After the death of the Master, Balaram would provide a small amount for his monastic brother disciples in Baranagar Math. Despite the fact that he was not well off and did not have any regular income of his own and that he depended on the sustenance provided by the family estate, he never shied away from serving Sri Ramakrishna and his devotees and followers.

Holy mother of Ramakrishna Order, Sri Sarada Devi, also stayed in Balaram Bose's house for sometime while staying in Calcutta.

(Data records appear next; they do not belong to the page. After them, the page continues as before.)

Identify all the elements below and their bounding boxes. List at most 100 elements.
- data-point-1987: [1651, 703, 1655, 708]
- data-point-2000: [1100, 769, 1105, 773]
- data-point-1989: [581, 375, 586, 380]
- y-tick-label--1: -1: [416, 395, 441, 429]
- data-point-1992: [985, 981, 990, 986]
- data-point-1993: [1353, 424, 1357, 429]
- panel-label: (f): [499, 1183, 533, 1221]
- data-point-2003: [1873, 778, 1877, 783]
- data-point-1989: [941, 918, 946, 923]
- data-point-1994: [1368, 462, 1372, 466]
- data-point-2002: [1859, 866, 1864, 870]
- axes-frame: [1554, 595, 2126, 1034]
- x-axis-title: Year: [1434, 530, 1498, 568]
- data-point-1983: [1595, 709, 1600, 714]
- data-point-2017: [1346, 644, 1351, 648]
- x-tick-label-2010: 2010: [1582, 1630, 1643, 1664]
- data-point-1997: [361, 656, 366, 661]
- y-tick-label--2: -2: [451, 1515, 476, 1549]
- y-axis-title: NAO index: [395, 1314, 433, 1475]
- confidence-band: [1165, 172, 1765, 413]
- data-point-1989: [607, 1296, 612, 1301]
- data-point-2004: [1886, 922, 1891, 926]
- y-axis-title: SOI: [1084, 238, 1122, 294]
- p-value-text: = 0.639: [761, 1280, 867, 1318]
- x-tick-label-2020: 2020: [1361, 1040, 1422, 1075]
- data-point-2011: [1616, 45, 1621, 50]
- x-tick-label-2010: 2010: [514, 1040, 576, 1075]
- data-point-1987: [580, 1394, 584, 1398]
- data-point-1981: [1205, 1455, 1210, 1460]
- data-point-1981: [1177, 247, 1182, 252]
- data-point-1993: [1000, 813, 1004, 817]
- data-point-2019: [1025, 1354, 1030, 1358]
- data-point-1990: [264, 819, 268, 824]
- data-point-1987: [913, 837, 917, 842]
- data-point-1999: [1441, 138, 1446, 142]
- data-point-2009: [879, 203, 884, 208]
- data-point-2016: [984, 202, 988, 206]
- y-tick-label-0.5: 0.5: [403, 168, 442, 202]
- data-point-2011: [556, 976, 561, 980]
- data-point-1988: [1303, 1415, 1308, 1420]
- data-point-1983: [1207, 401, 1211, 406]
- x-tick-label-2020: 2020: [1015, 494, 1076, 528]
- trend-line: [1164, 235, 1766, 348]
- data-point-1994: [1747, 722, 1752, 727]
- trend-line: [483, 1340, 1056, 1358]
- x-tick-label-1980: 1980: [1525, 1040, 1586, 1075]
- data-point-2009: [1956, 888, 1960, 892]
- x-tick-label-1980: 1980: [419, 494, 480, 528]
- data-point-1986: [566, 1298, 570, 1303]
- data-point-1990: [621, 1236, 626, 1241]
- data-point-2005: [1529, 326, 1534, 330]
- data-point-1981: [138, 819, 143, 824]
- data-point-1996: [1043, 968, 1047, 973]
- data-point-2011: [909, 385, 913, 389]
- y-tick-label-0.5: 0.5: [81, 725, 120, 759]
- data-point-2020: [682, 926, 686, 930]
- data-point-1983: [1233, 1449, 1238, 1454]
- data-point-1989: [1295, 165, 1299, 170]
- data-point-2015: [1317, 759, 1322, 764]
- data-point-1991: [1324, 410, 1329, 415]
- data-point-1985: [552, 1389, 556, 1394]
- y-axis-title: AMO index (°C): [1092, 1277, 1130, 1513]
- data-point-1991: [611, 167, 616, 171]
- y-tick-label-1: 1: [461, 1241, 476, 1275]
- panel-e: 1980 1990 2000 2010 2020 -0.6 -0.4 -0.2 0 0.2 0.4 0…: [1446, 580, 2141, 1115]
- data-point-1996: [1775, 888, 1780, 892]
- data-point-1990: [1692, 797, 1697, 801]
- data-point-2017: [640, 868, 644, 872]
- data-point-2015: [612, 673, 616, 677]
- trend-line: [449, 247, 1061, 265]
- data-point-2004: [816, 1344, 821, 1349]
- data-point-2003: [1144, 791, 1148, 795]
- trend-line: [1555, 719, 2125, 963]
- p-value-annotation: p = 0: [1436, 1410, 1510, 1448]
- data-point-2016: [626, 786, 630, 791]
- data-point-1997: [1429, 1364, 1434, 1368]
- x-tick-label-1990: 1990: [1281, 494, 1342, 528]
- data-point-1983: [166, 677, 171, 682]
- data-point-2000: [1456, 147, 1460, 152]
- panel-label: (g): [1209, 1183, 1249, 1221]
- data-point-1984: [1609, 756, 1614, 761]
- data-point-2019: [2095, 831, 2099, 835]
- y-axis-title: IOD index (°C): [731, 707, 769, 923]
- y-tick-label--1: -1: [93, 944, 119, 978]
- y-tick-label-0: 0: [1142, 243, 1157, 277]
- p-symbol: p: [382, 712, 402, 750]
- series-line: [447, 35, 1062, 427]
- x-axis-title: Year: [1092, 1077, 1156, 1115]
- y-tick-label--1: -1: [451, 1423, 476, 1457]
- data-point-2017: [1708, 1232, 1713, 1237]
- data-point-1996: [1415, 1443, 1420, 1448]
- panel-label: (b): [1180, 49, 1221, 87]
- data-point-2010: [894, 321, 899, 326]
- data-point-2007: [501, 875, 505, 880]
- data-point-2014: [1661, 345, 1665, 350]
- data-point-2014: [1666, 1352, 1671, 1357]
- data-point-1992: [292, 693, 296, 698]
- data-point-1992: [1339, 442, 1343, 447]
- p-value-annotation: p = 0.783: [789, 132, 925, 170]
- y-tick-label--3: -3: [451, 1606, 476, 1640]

We get a picture of absolute humility and complete surrender from M's The Gospel of Sri Ramakrishna in the incident where he was waiting patiently outside the house for the Master to finish his conversation with Vidyasagar for several hours, without making any endeavour to disturb the Master.

===Legacy===
There is a street in Calcutta named after Balaram Bose, called Balaram Bose Ghat Road. His ancestral house, affectionately called Balaram Mandir, is now under the ownership of Ramakrishna Mission.
His ancestral house is now called Balaram Mandir. It was here that the Ramakrishna Mission Association was born- Swami Vivekananda held the historic meeting on 1 May 1897 to finalize his plan for founding the Association in the name of his Master. Many direct disciples of Sri Ramakrishna, including Swami Vivekananda, Swami Brahmananda, Swami Turiyananda, Swami Premananda, Swami Akhandananda and Swami Adbhutananda stayed in Balaram Mandir. The Holy Mother Sri Sarada Devi also stayed in Balaram Mandir. There is a small shrine dedicated to Lord Jagannath inside the temple. There is also the chariot of Lord Jagannath which was pulled by Sri Ramakrishna on a Ratha Yatra (car festival) day.
The Gadadhar Ashrama, now under Ramakrishna Mission, in Bhawanipur area of Calcutta, began in the memory of one of his grandsons.